Rasionalits ketika kembali ke alam demokratis Indonesia, rakyat sebenarnya memiliki kewenangan untuk menimbang-nimbang segala keputusan pemerintah. Keputusan pemerintah diuji kebenarannya melalui debat publik. Debat publik dalam konsep Habermas adalah adanya dialog yang terbuka baik antarindividu maupun dalam kelompok untuk meninjau dan menilai kembali kebijakan dan keputusan ayng sifatnya publik itu dan pada akhirnya ruang publik juga berhak unutk menyetujui atau malah menolak keputusan yang diberikan dan kebijakan itu.
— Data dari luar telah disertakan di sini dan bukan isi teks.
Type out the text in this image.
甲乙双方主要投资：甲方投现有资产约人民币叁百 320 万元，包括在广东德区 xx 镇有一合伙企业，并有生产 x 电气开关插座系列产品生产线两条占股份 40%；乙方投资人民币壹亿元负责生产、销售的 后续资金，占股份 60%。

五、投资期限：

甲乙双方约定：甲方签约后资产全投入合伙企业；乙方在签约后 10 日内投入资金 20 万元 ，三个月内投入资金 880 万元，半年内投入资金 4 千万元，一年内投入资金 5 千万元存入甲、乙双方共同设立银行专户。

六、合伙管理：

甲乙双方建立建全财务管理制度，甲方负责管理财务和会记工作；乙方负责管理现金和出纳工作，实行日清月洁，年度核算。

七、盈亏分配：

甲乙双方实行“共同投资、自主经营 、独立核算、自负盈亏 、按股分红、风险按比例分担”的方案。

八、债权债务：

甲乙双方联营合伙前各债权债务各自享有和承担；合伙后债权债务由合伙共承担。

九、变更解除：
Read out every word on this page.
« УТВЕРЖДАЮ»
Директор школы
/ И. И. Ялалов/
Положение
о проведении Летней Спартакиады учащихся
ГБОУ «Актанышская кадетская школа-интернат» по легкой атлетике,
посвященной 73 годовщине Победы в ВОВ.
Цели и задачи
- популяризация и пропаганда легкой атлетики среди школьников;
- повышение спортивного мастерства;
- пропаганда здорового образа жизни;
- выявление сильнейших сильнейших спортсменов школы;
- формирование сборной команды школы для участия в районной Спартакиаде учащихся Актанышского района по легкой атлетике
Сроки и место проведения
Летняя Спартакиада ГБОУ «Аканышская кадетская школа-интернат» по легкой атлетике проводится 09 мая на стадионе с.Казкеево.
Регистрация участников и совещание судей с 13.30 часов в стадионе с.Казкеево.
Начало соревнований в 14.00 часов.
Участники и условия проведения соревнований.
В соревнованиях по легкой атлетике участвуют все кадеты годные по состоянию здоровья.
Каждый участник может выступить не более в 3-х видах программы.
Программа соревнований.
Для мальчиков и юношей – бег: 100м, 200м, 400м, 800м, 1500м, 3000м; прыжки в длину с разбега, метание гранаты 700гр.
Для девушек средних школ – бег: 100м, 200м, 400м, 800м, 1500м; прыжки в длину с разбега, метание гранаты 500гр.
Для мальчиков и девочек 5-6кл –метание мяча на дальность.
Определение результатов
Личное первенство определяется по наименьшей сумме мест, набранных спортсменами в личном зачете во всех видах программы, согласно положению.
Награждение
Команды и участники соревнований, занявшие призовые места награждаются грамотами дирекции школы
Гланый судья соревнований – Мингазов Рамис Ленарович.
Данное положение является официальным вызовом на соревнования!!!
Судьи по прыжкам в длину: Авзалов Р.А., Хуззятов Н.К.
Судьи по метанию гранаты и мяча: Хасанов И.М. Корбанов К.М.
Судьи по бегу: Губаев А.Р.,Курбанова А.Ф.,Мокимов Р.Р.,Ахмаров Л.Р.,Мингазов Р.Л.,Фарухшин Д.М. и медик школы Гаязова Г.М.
Demokrasi dari kodratnya tidak mengijinkan lahirnya pemerintahn yang elitis di mana segala kebijakan dan kewenangan diambil dan dikuasai oleh orang-orang elit. Demokrasi seyogyanya melahirkan pemerintahan yang populis di mana peran rakyat dalam segala kebijakan dan keputusan sangat diperhitungkan bahkan menjadi penentu utama.
Sepertinya kesulitan untuk mengatakan tidak yang diperbincangkan Habermas dalam dialognya dengan pemikiran Klaus Heinrich terjadi pada rezim orde baru yang di pimpin oleh Soeharto. Rakyat yang mengkritik pemerintah diawasi bahkan dimusnakan dari percaturan politk. Pun pula mereka yang berhaluan kiri dengan pemerintah. Segala kebijakan adalah kebijakan kaum elit yang mempunyai kepentingan tertentu. Rakyat pada rezim orde baru bukan tidak mempunyai kualitas raionalitas yang baik. Mereka mampu berpikir akan tetapi kenyataan membicarakan bahwa mereka yang mengganggu kenyamanan tatanan pemerintah adalah gulma yang harus disingkirkan. Dan salah satu akibatnya adalah munculnya keterdiaman dalam diri rakyat.
Pasca orde baru atau era reformasi nampak adanya perombakan tradisi dan budaya. Budaya kebisuan dan ketakutan menjadi hilang oleh kenyataan adanya demonstrasi untuk menuntut hak dan kewajiban yang adil terhadap pemerintah. Reformasi boleh dibilang sebagai masa dialektis untuk menentang tesis lama yaitu pemerintahan kaum elit menuju pemerintahan yang populis.
Daftar pustaka
Hardiman,f. Budi. Filsafat Fragmentaris.jakarta: kanisius. 2007.
_____________________. Filsafat modern.Jakarta: Gramedia.2004.
_____________________. Demokrasi Deliberatif model untuk pasca-soeharto?. Majalah Basis. Nmr 11-12, tahun ke- 53,). November- Desember 2004.
Habermas, Jurgen. Religion and Faith( Essays on Reason, God, and Modernity). Polity.
Suseno, Frans Magnis. 75 tahun Jurgen Habermas. Majalah Basis. Nmr 11-12, tahun ke- 53,). November-desember 2004.
____________________Filsafat sebagai ilmu kritis.Jakarta : kanisius.1992.
Mhtml:file://rasionalitas komunikatif JurgenHabermas,C:\Dokumens%20seting/agama,20iml. Diakses, selasa 14 April 2009.